As though not convinced that we fully understand her, she spells it out in full:
“My husband’s womanising knows no bounds.” And only a few years ago, Mr Obasanjo’s eldest son, Gbenga accused his father of sleeping with his wife. Nigeria and Nigerians appeared to respond to the young man’s accusations with a unanimous “Tell us something new jare!”

A reputation like that did not stop Mr Obasanjo from getting elected as Nigeria’s second civilian president in 1999. Neither did it stop him from pontificating in London last week about the “unbiblical” nature of homosexuality.
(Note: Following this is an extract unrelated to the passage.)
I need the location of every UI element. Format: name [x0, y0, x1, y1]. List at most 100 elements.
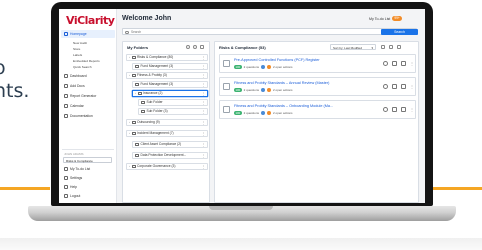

MKO Abiola’s well-known predilection for sex was not an issue when he was elected as Nigeria’s president in 1993. When Abiola died he left behind more than a hundred children, from dozens of women. (To Abiola’s credit though, it must be said that 25 of these ‘children’ failed a DNA test).

Abacha’s poor reputation – in life or in death – has nothing to do with the fact that reportedly liked imported prostitutes. And Sani Yerima’s adventures with an under-aged girl will not prevent him from standing for re-election into the Senate, or from being awarded ‘Senator of the Year’ by a ‘youth’ organisation in December.

But then again you want to ask: is there any point singling the political class out for what is generally accepted behaviour in society. Our Big Men are not aliens, they emerged from within us; they belong to a society that measures men by the power they have to choose and sample and reward and discard women. You only need to hear a struggling Nigerian mechanic or gateman boast about his three or four wives and mistresses to know that poverty is not man enough to dissuade a rampaging libido.

Few Nigerians will ever understand why American senators and governors get into hot water for their sexual behaviour. Had Bill Clinton been President of Nigeria; that now famous 1998 TV appearance would have been different. The wagging finger would have stayed intact, but the words would have been slightly edited:

“Ehen, I had sexual relations with that woman; did I tell you I will not marry her?”